The aim of this study was to determine how many trials are required to assess VV perception after stroke to better adapt assessment to patient abilities and at the same time maintain good inter-trial reliability of the measure. Surprisingly, our study is the first to address the question of the number of trials sufficient for VV measurement.
To the best of our knowledge, among the myriad studies of VV perception using different numbers of trials, no studies have ever justified the choice of this number. Our study showed that the number of trials needed to reach high inter-trial reliability was a minimum of six for patients with contralesional and ipsilesional biases. For this number of trials, the SEM was slightly higher than 1° for the contralesional bias subgroup. For patients with normal VV perception, it seems that more than 10 trials are required, but the SEM (1.13°) with this number was as good as for the other subgroups. As compared with 10 trials, 6 and 8 trials allowed for a correct identification of alterations in VV perception in most patients, with less than 5 % of the patients misclassified.
These findings are valid for the conditions under which VV was assessed in our study, (i.e., VV assessed with the method of adjustments [13] in subacute hemispheric stroke patients seated, with the trunk and head maintained upright [9]) and for a fixed criterion (ICC ≥0.9), guaranteeing, in our opinion, a high reliability of the measure in clinical practice.
In our study, the minimum number of trials identified was the same for the two subgroups of patients with biased verticality perception (contralesional or ipsilesional), even if the underlying mechanisms of these biases are probably different [2]. However, for similar SEMs for these two VV alterations, more trials (up to 10) are needed for patients presenting contralesional bias.
In patients with normal VV perception, VV orientation assessment required more than 10 trials to reach the ICC ≥0.9 cutoff.

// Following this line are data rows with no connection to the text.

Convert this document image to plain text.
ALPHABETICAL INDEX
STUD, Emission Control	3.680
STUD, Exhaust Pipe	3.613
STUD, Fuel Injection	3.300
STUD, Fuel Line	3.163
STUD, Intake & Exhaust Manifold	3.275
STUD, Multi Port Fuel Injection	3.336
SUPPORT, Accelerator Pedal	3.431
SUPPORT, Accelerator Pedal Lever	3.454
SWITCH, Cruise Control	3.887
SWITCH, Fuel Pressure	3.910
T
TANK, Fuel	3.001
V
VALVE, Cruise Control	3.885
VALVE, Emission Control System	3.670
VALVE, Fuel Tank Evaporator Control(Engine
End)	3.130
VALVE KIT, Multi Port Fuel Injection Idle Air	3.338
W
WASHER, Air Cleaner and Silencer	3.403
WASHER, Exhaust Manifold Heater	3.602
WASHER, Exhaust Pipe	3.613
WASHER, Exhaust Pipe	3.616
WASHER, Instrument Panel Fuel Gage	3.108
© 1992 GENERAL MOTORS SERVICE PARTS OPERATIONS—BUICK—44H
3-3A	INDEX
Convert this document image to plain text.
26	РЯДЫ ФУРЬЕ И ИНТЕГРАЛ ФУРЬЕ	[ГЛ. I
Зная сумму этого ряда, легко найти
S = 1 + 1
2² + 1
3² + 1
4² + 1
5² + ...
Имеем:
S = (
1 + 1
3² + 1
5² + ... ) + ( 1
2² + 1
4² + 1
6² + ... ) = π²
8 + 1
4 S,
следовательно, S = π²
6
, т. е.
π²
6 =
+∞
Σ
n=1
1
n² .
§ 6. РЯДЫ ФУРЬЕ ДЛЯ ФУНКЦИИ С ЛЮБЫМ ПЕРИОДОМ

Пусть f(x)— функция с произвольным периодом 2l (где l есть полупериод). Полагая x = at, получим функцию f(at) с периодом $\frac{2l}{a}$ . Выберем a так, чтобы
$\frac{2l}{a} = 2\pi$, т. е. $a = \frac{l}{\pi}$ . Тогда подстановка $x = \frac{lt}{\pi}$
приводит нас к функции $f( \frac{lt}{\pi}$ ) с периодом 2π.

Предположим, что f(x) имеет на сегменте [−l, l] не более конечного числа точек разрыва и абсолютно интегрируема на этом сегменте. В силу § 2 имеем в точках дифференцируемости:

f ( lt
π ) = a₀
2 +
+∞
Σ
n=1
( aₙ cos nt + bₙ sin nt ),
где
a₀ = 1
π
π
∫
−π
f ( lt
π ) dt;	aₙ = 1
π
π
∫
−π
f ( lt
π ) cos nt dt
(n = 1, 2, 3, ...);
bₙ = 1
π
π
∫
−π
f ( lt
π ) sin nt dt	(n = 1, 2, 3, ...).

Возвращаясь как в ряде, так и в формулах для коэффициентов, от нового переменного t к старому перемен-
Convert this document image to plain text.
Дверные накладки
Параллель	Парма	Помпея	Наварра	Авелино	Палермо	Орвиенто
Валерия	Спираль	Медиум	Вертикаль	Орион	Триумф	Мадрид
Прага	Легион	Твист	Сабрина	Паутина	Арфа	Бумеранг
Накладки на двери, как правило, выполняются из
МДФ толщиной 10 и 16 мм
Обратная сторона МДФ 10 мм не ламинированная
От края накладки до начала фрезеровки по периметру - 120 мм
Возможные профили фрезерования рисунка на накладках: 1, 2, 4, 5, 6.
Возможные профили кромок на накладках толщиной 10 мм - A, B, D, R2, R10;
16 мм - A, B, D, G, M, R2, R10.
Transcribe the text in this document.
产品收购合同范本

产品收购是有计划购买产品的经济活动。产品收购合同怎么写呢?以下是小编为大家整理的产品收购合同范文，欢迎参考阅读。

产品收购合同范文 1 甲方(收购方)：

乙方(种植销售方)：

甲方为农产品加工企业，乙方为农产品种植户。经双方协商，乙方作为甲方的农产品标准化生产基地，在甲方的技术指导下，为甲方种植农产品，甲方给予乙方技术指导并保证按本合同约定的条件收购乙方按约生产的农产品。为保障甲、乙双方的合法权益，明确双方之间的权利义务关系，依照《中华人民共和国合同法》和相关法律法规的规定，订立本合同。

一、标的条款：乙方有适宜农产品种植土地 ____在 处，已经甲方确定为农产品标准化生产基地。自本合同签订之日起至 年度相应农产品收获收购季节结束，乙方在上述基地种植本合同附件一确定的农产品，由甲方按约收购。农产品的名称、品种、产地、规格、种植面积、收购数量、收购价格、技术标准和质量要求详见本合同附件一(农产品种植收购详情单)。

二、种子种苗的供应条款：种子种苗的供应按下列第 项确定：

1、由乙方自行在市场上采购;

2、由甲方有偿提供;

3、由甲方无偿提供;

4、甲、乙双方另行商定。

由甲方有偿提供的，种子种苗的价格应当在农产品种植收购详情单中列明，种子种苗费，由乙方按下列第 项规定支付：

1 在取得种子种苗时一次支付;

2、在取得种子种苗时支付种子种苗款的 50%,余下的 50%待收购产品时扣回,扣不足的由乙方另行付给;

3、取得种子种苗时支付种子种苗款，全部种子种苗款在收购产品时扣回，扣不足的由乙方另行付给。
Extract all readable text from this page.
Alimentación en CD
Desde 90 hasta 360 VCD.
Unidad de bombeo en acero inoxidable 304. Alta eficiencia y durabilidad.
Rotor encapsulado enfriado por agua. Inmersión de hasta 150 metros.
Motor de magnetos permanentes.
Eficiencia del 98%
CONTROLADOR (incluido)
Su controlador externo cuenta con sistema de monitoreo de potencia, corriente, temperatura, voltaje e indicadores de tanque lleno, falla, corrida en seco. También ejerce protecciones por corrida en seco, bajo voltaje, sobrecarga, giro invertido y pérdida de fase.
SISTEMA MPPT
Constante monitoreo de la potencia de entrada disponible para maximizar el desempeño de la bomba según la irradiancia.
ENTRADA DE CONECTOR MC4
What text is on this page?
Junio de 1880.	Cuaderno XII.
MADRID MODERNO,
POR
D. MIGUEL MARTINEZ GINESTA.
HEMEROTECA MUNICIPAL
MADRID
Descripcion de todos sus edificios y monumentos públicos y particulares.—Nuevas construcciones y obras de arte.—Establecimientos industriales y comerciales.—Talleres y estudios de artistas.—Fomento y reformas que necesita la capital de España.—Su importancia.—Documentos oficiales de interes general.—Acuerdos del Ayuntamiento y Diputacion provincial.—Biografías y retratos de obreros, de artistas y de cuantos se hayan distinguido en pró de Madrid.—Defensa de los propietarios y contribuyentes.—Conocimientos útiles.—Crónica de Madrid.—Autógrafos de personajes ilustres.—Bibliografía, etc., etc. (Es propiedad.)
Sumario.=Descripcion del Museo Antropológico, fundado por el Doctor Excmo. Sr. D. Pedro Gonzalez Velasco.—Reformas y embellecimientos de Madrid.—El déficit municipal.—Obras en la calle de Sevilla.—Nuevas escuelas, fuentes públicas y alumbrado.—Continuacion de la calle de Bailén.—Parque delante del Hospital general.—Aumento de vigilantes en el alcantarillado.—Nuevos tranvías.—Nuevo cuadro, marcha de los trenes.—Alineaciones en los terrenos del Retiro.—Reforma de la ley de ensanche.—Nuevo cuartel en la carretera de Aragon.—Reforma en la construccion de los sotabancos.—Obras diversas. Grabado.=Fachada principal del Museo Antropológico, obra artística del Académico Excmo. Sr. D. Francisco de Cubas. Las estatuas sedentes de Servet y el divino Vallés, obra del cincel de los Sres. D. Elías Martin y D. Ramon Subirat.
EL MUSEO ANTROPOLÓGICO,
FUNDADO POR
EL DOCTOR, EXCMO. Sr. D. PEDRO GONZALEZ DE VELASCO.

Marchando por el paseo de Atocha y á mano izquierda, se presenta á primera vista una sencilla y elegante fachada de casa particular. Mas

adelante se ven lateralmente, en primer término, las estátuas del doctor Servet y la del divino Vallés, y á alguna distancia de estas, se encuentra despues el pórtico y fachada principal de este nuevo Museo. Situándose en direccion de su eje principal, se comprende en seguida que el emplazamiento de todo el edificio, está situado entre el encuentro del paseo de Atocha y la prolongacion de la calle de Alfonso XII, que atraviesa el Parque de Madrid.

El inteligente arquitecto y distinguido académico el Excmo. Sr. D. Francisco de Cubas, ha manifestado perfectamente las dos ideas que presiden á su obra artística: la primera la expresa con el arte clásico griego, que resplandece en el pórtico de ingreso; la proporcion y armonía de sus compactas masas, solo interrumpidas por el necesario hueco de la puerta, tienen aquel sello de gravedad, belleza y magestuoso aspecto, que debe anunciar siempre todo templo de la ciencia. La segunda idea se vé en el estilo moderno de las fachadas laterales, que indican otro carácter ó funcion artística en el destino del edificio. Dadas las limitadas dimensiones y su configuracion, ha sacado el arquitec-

The lowest ICCs for this subgroup are certainly affected by the lower inter-subject variance (to −2.37° from 2.31°) as compared with other subgroups (to −14.72° from −2.61° and to 2.51° from 10.79° for contralesional and ipsilesional subgroups, respectively). Because ICC values are a ratio of the variance between subjects and the total variance, coefficients are systematically lower in homogeneous samples [16]. This argument is supported by the correct SEM (1.13°) value with 10 trials for this subgroup. Considering the large size of this subgroup (n = 52) and that the inter-subject variance is limited by two boundaries, more than 10 trials may not contribute to significantly increasing the ICC.
Study limitations
In our study, participants adjusted the luminous rod without a time limit as is usual in clinical practice. This situation respects both the capacity and strategy of every patient. However, if healthy participants spend more time on single adjustments, the trial becomes more accurate and precise [17]. Since the aim of this study was to generalize findings for clinical use in stroke rehabilitation, the procedure was similar to what we use in clinical practice.
We selected 10 trials as the maximum number of trials to assess VV perception in agreement with the literature on VV perception in stroke patients [2–4, 6, 7, 9] and to limit examination time due to fatigability in stroke patients. Fatigability was not quantified because the use of questionnaires is difficult with hemisphere stroke patients who frequently present aphasia and other cognitive disorders. However, the examiner ensured that patients felt able to complete the assessment and that their response did not become aberrant.